Western Canadian Select (WCS) crude, the main grade produced in Canada’s energy patch, fell to a record low of US$5.03 on Friday, according to Bloomberg data going back to 2008. The steep decline has energy experts considering another unpleasant rarity for oil.

“There is no reason to think that oil prices couldn’t go negative for a period of time,” Raymond James analyst Jeremy McCrea told Yahoo Finance Canada. “I would have never considered it before. But in the current context, it’s not out of the realm of possibilities now.”

The cost of shipping for some heavy crude producers already outweighs the commodity price.

Meanwhile, production isn’t expected to slow down much. While 2020 spending expectations for North American exploration and production companies have fallen more than 20 per cent amid the historic downturn for oil prices, production expectations have only been reduced by two percent. That’s because shutting in production is a costly decision that cannot be quickly reversed.

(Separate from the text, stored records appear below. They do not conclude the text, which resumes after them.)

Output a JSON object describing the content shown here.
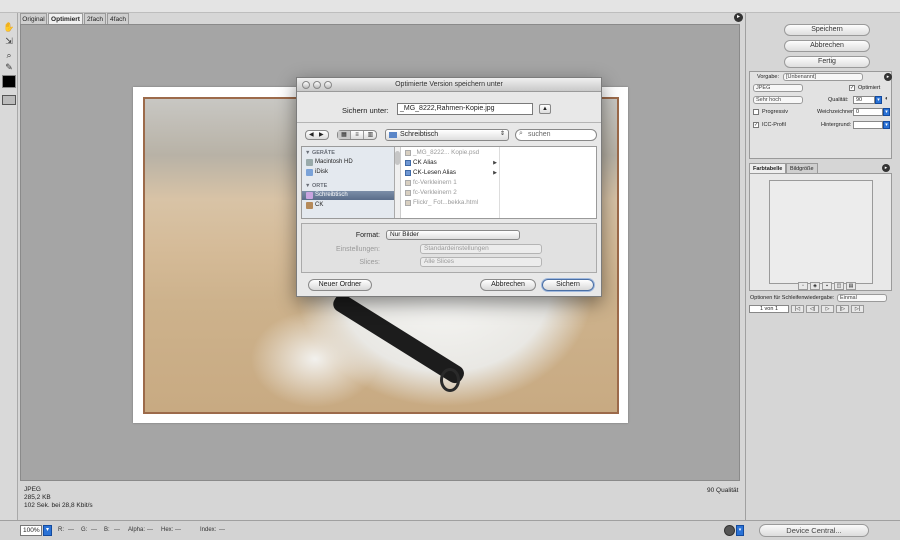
{
  "tabs": [
    {
      "label": "Original"
    },
    {
      "label": "Optimiert",
      "active": true
    },
    {
      "label": "2fach"
    },
    {
      "label": "4fach"
    }
  ],
  "tabs_menu_icon": "circle-arrow-icon",
  "tools": [
    "hand-icon",
    "slice-select-icon",
    "zoom-icon",
    "eyedropper-icon"
  ],
  "status": {
    "format": "JPEG",
    "size": "285,2 KB",
    "time": "102 Sek. bei 28,8 Kbit/s",
    "quality": "90 Qualität"
  },
  "bottom": {
    "zoom": "100%",
    "r": "R:",
    "r_val": "---",
    "g": "G:",
    "g_val": "---",
    "b": "B:",
    "b_val": "---",
    "alpha": "Alpha:",
    "alpha_val": "---",
    "hex": "Hex:",
    "hex_val": "---",
    "index": "Index:",
    "index_val": "---",
    "device_central": "Device Central..."
  },
  "right": {
    "save": "Speichern",
    "cancel": "Abbrechen",
    "done": "Fertig",
    "preset_label": "Vorgabe:",
    "preset_value": "[Unbenannt]",
    "format_value": "JPEG",
    "quality_level": "Sehr hoch",
    "optimized_label": "Optimiert",
    "quality_label": "Qualität:",
    "quality_value": "90",
    "progressive_label": "Progressiv",
    "blur_label": "Weichzeichnen:",
    "blur_value": "0",
    "icc_label": "ICC-Profil",
    "matte_label": "Hintergrund:",
    "tab_colortable": "Farbtabelle",
    "tab_imagesize": "Bildgröße",
    "loop_label": "Optionen für Schleifenwiedergabe:",
    "loop_value": "Einmal",
    "frame_counter": "1 von 1"
  },
  "dialog": {
    "title": "Optimierte Version speichern unter",
    "save_as_label": "Sichern unter:",
    "filename": "_MG_8222,Rahmen-Kopie.jpg",
    "location": "Schreibtisch",
    "search_placeholder": "suchen",
    "sidebar": {
      "devices_header": "▼ GERÄTE",
      "places_header": "▼ ORTE",
      "items": [
        "Macintosh HD",
        "iDisk",
        "Schreibtisch",
        "CK"
      ]
    },
    "files": [
      {
        "name": "_MG_8222... Kopie.psd",
        "dim": true
      },
      {
        "name": "CK Alias",
        "alias": true,
        "chevron": true
      },
      {
        "name": "CK-Lesen Alias",
        "alias": true,
        "chevron": true
      },
      {
        "name": "fc-Verkleinern 1",
        "dim": true
      },
      {
        "name": "fc-Verkleinern 2",
        "dim": true
      },
      {
        "name": "Flickr_ Fot...bekka.html",
        "dim": true
      }
    ],
    "format_label": "Format:",
    "format_value": "Nur Bilder",
    "settings_label": "Einstellungen:",
    "settings_value": "Standardeinstellungen",
    "slices_label": "Slices:",
    "slices_value": "Alle Slices",
    "new_folder": "Neuer Ordner",
    "cancel": "Abbrechen",
    "save": "Sichern"
  }
}
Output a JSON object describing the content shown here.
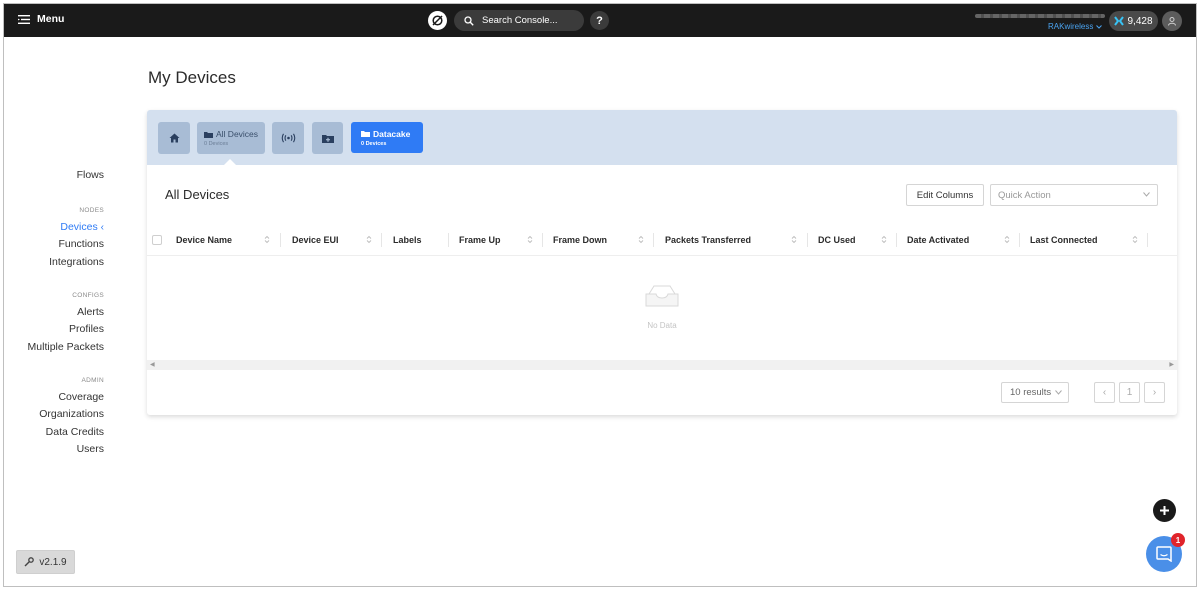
{
  "topbar": {
    "menu_label": "Menu",
    "search_placeholder": "Search Console...",
    "help_label": "?",
    "org_name": "RAKwireless",
    "credits": "9,428"
  },
  "sidebar": {
    "top_items": [
      {
        "label": "Flows"
      }
    ],
    "nodes": {
      "heading": "NODES",
      "items": [
        {
          "label": "Devices",
          "active": true
        },
        {
          "label": "Functions"
        },
        {
          "label": "Integrations"
        }
      ]
    },
    "configs": {
      "heading": "CONFIGS",
      "items": [
        {
          "label": "Alerts"
        },
        {
          "label": "Profiles"
        },
        {
          "label": "Multiple Packets"
        }
      ]
    },
    "admin": {
      "heading": "ADMIN",
      "items": [
        {
          "label": "Coverage"
        },
        {
          "label": "Organizations"
        },
        {
          "label": "Data Credits"
        },
        {
          "label": "Users"
        }
      ]
    },
    "version": "v2.1.9"
  },
  "main": {
    "title": "My Devices",
    "tiles": {
      "all_devices": {
        "label": "All Devices",
        "count": "0 Devices"
      },
      "datacake": {
        "label": "Datacake",
        "count": "0 Devices"
      }
    },
    "section_title": "All Devices",
    "edit_columns": "Edit Columns",
    "quick_action_placeholder": "Quick Action",
    "columns": [
      "Device Name",
      "Device EUI",
      "Labels",
      "Frame Up",
      "Frame Down",
      "Packets Transferred",
      "DC Used",
      "Date Activated",
      "Last Connected"
    ],
    "empty_text": "No Data",
    "results_select": "10 results",
    "pagination": {
      "current": "1"
    }
  },
  "chat_badge": "1",
  "colors": {
    "accent": "#2f7bf5",
    "topbar": "#1a1a1a",
    "tile_bg": "#a8bcd5",
    "header_band": "#d4e0ef"
  }
}
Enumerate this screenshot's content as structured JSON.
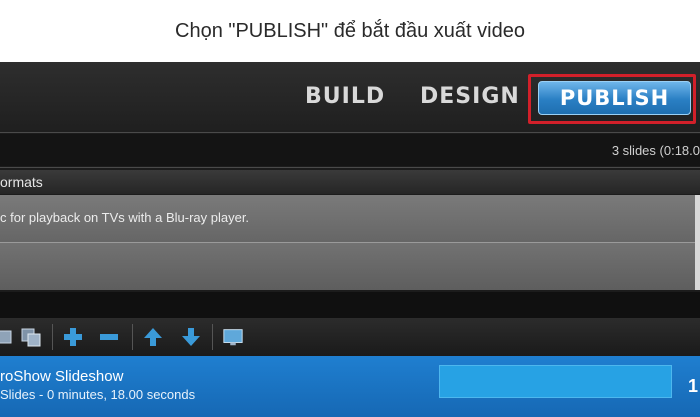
{
  "caption": "Chọn \"PUBLISH\" để bắt đầu xuất video",
  "nav": {
    "build": "BUILD",
    "design": "DESIGN",
    "publish": "PUBLISH"
  },
  "status": {
    "slide_count": "3 slides (0:18.0"
  },
  "formats": {
    "title": "ormats",
    "items": [
      {
        "description": "c for playback on TVs with a Blu-ray player."
      },
      {
        "description": ""
      }
    ]
  },
  "toolbar": {
    "icons": [
      "slides-icon",
      "copy-icon",
      "add-icon",
      "remove-icon",
      "move-up-icon",
      "move-down-icon",
      "monitor-icon"
    ]
  },
  "slideshow": {
    "title": "roShow Slideshow",
    "info": "Slides - 0 minutes, 18.00 seconds",
    "edge_char": "1"
  },
  "colors": {
    "publish_highlight": "#d2202a",
    "publish_button": "#2a7fc4",
    "selected_row": "#1f7fd0"
  }
}
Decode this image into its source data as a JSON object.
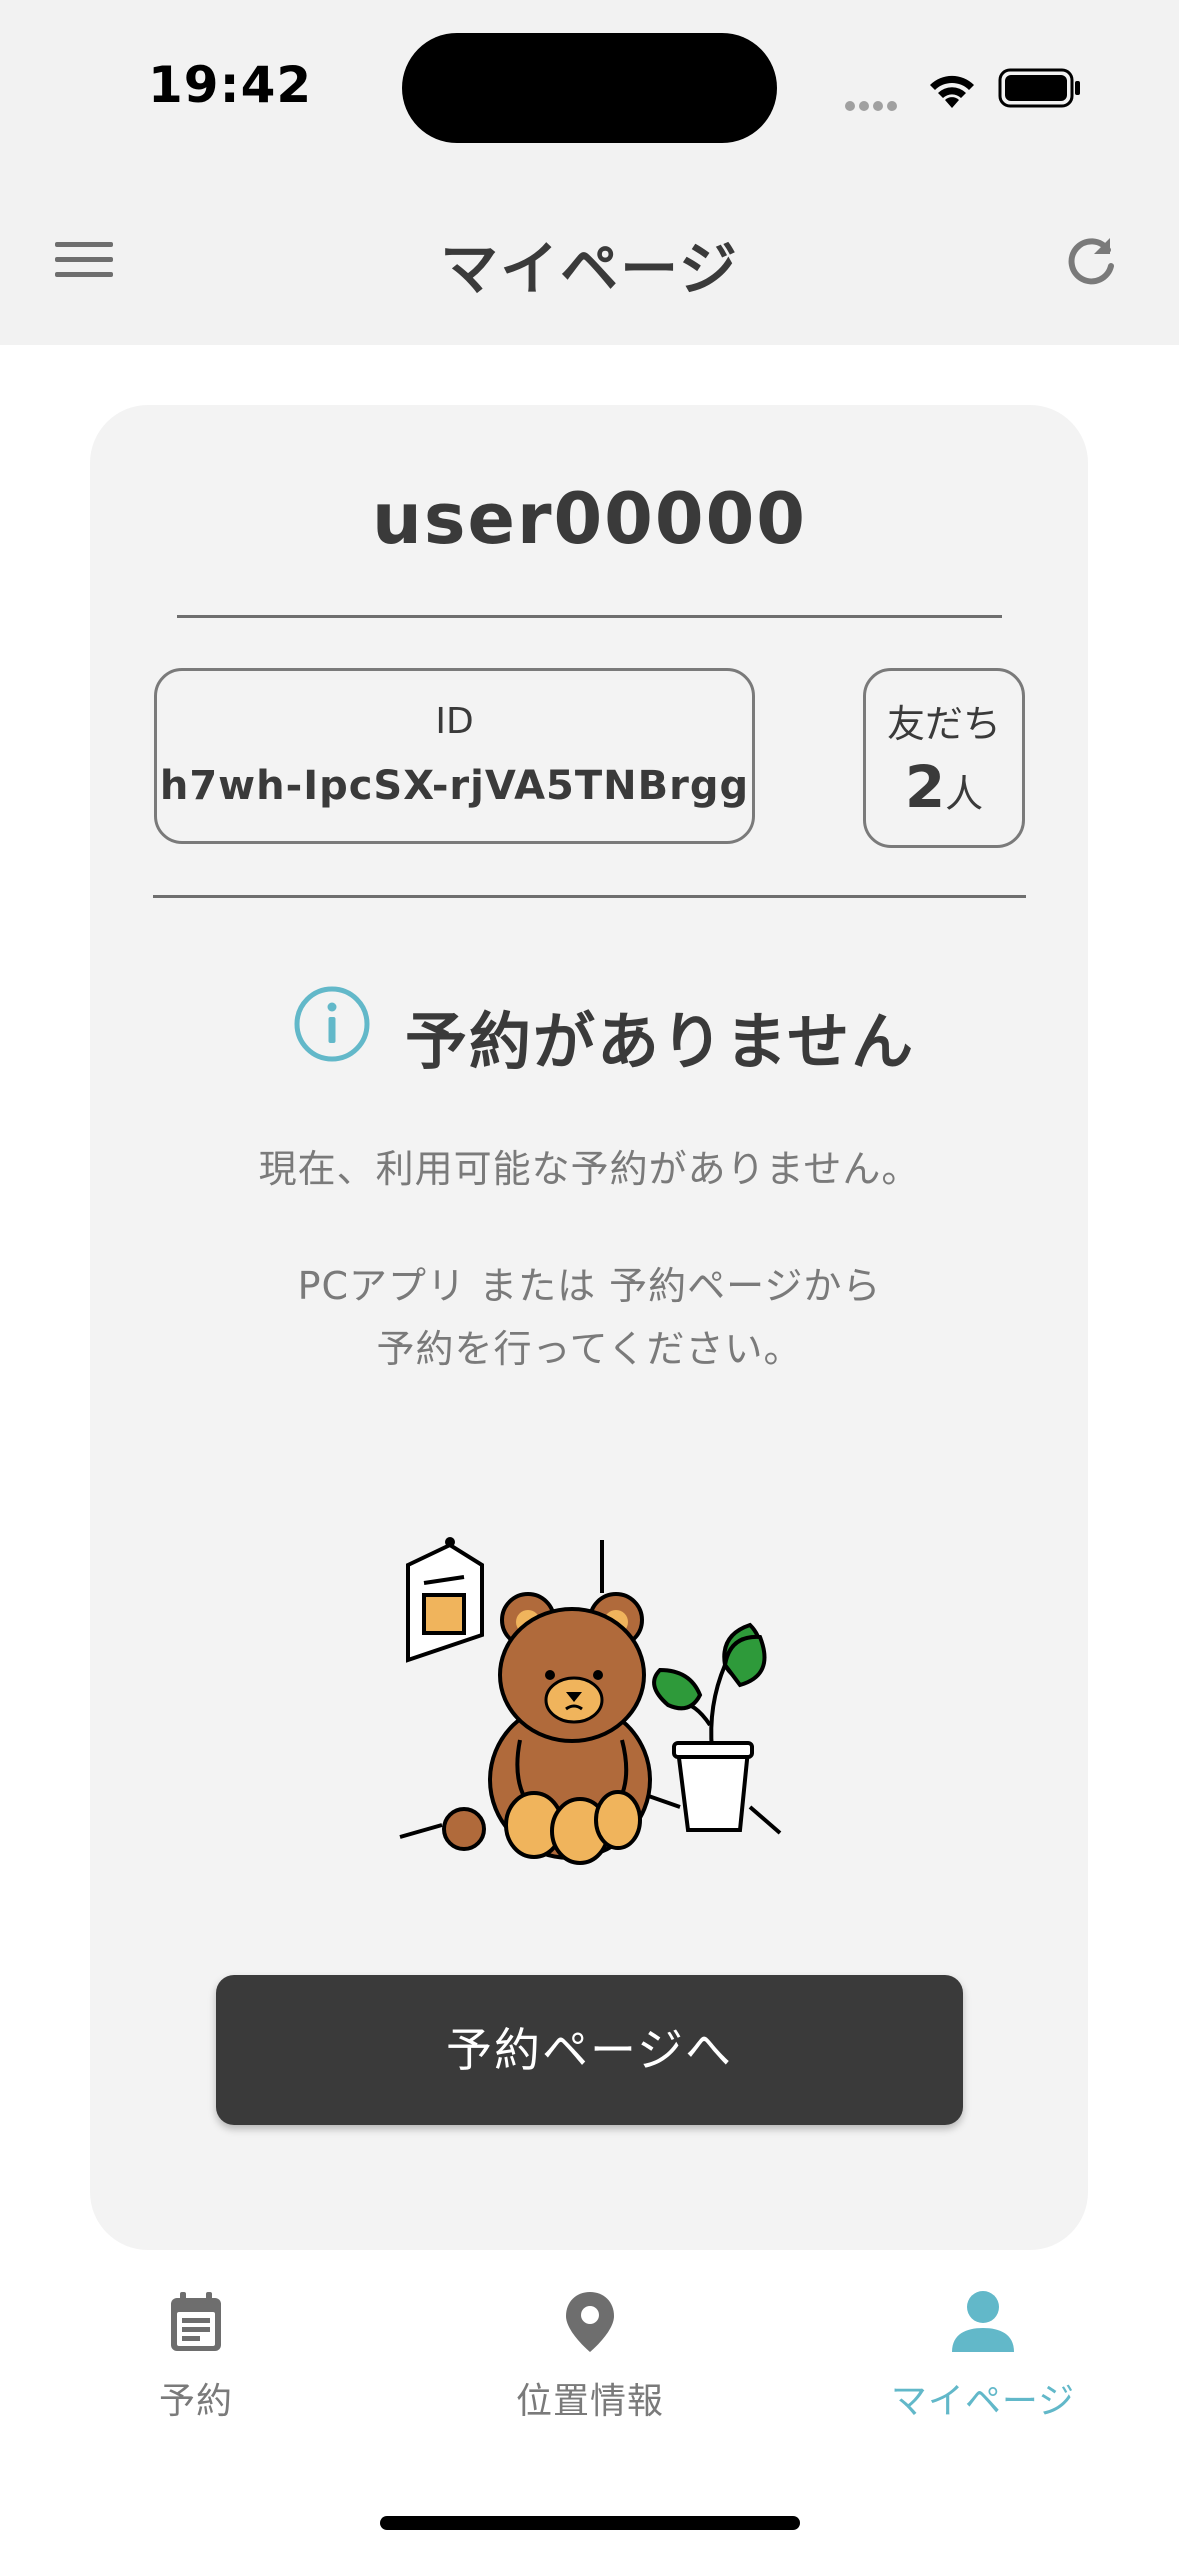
{
  "status_bar": {
    "time": "19:42"
  },
  "header": {
    "title": "マイページ",
    "menu_icon": "hamburger-icon",
    "refresh_icon": "refresh-icon"
  },
  "profile": {
    "username": "user00000",
    "id_label": "ID",
    "id_value": "h7wh-IpcSX-rjVA5TNBrgg",
    "friends_label": "友だち",
    "friends_count": "2",
    "friends_unit": "人"
  },
  "empty_state": {
    "icon": "info-icon",
    "title": "予約がありません",
    "message": "現在、利用可能な予約がありません。",
    "hint_line1": "PCアプリ または 予約ページから",
    "hint_line2": "予約を行ってください。"
  },
  "cta": {
    "label": "予約ページへ"
  },
  "tabs": [
    {
      "label": "予約",
      "icon": "calendar-icon",
      "active": false
    },
    {
      "label": "位置情報",
      "icon": "location-pin-icon",
      "active": false
    },
    {
      "label": "マイページ",
      "icon": "person-icon",
      "active": true
    }
  ],
  "colors": {
    "accent": "#62b8c9",
    "dark": "#3a3a3a",
    "card": "#f3f3f3",
    "header_bg": "#f2f2f2"
  }
}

“The big guys who supply a lot of this heavy oil, a lot of that is in SAGD-type operations. It can take years to reheat the reservoirs. You can’t shut these things down immediately. You will continue to have this production flow,” McCrea said. “You could get to a point where you do see negative prices.”

Hedges could protect producers in the near-term. That could, however, encourage them to pump when they should be cutting back to fall in line with weaker demand.

Price Street managing director and market economist Rory Johnston expects the high cost of turning off the taps could see companies choose to continue producing and weather negative prices for a time.

“You’re going to have this period where people are trying to figure out how long these prices are going to last, and only if they are considered to last a sufficiently long period of time will the costs of producing during that period outweigh the cost of shut-ins,” he told Yahoo Finance Canada.

Johnston added margins are already negative for many producers when the commodity price is this low.

“Even if it’s not negative outright prices, it’s effectively a negative margin for them.” he said.